I avoided his eyes and looked out the window instead. “I just…I don’t see how this could work, Clay. Even if Aria is like “okay, no biggie,” everyone else we know has considered us siblings. It’ll be weird to everyone if they see us together.”

Clay’s fingers gently gripped my face, and he turned my head to look at him. “I don’t give a fuck what anyone thinks, Frank. All I care about is what makes you and me happy. Do you know what all that time in college away from you made me realize?”

“What?”

“That there is no life without you. I know you might think we’re not meant to be together, but you have to face a different type of reality, Frankie. Mom isn’t gonna be here forever and when she’s gone, it’ll be just us. And where will that leave us? Are we just gonna pretend we don’t know each other anymore? Or like we’ve never tasted each other? Never fucked? Because I’ll tell you, Frank…I don’t want to live like that. I don’t want to lie or fake it. I don’t want live a life that doesn’t include you.”

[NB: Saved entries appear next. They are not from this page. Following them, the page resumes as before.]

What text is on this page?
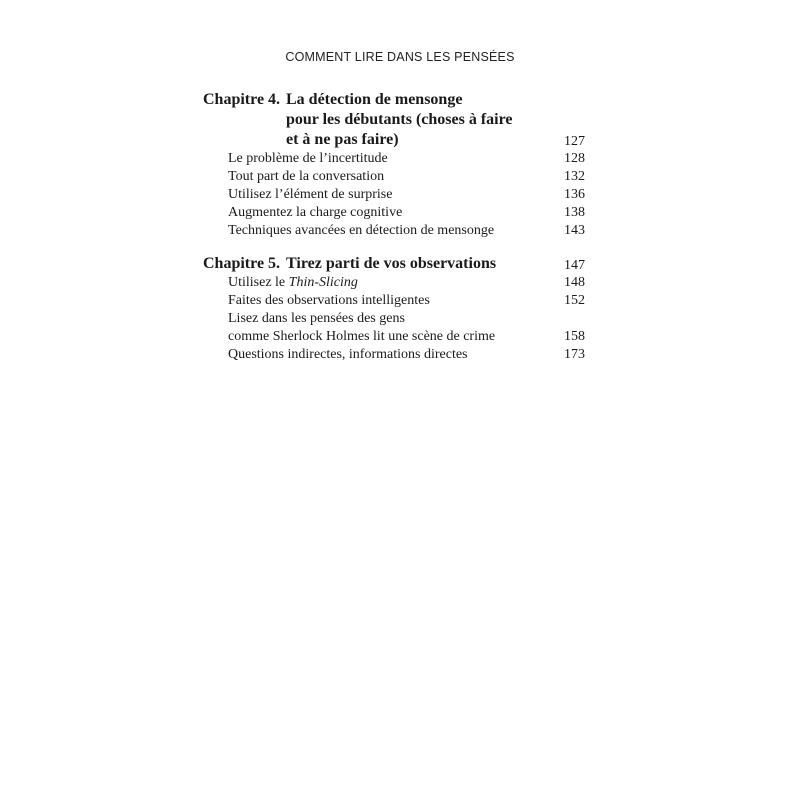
COMMENT LIRE DANS LES PENSÉES
Chapitre 4. La détection de mensonge
pour les débutants (choses à faire
et à ne pas faire)	127
Le problème de l’incertitude	128
Tout part de la conversation	132
Utilisez l’élément de surprise	136
Augmentez la charge cognitive	138
Techniques avancées en détection de mensonge	143
Chapitre 5. Tirez parti de vos observations	147
Utilisez le Thin-Slicing	148
Faites des observations intelligentes	152
Lisez dans les pensées des gens
comme Sherlock Holmes lit une scène de crime	158
Questions indirectes, informations directes	173
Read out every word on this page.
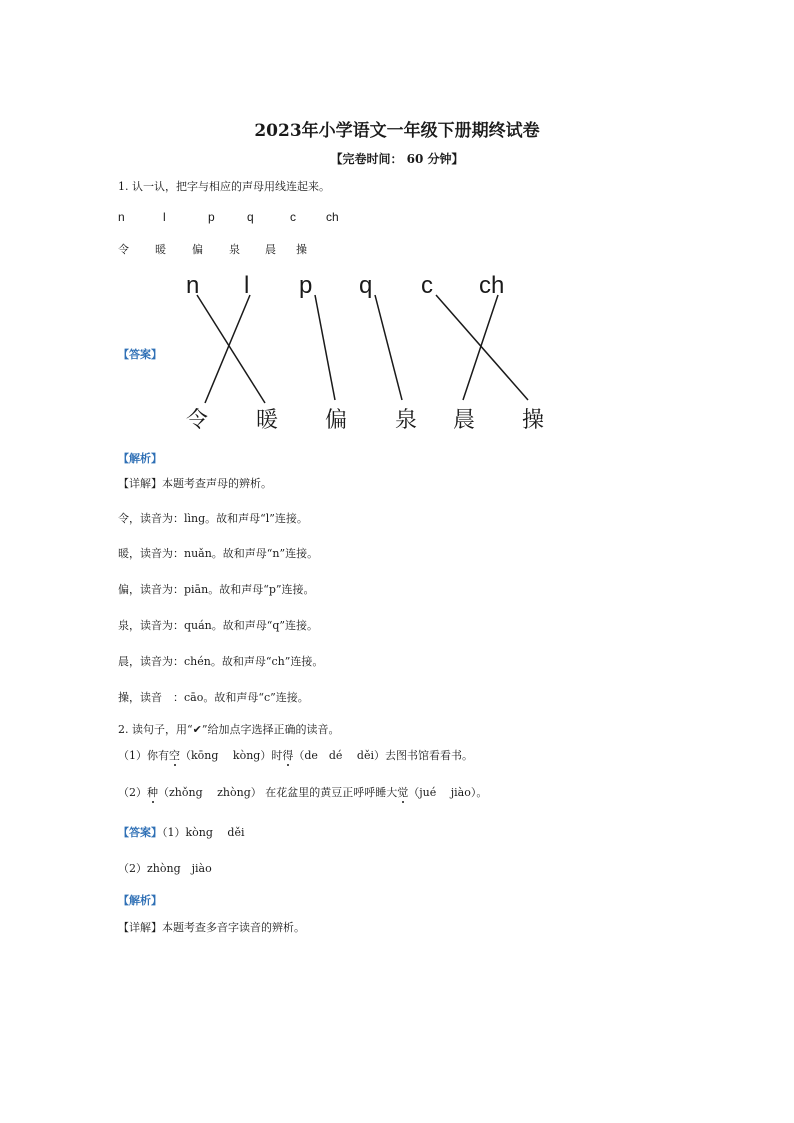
2023年小学语文一年级下册期终试卷
【完卷时间： 60 分钟】
1. 认一认，把字与相应的声母用线连起来。
n	l	p	q	c	ch
令 暖 偏 泉 晨 操
【答案】
n l p q c ch
令 暖 偏 泉 晨 操
【解析】
【详解】本题考查声母的辨析。
令，读音为：lìng。故和声母“l”连接。
暖，读音为：nuǎn。故和声母“n”连接。
偏，读音为：piān。故和声母“p”连接。
泉，读音为：quán。故和声母“q”连接。
晨，读音为：chén。故和声母“ch”连接。
操，读音　：cāo。故和声母“c”连接。
2. 读句子，用“✔”给加点字选择正确的读音。
（1）你有空（kōng　 kòng）时得（de　dé　 děi）去图书馆看看书。
（2）种（zhǒng　 zhòng） 在花盆里的黄豆正呼呼睡大觉（jué　 jiào）。
【答案】（1）kòng　 děi
（2）zhòng　jiào
【解析】
【详解】本题考查多音字读音的辨析。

His words were tugging my heartstrings, hitting every emotional chord and nerve, but I couldn’t help thinking how terrifying they were. Sure, everything could be okay, but there was also the possibility of it all blowing up in our faces and putting a bad taste in my second mother’s mouth. I had so much respect for Aria and I wasn’t afraid to admit my respect for her surmounted my desire to be with Clay. I loved him so much, I really did, but he had to realize it was safer like this—to hide. To lie. To pretend.

I climbed out of the bed, shaking my head. “I’m going to take another shower,” I told him, and I left the room and rushed to the bathroom before he could get another word in.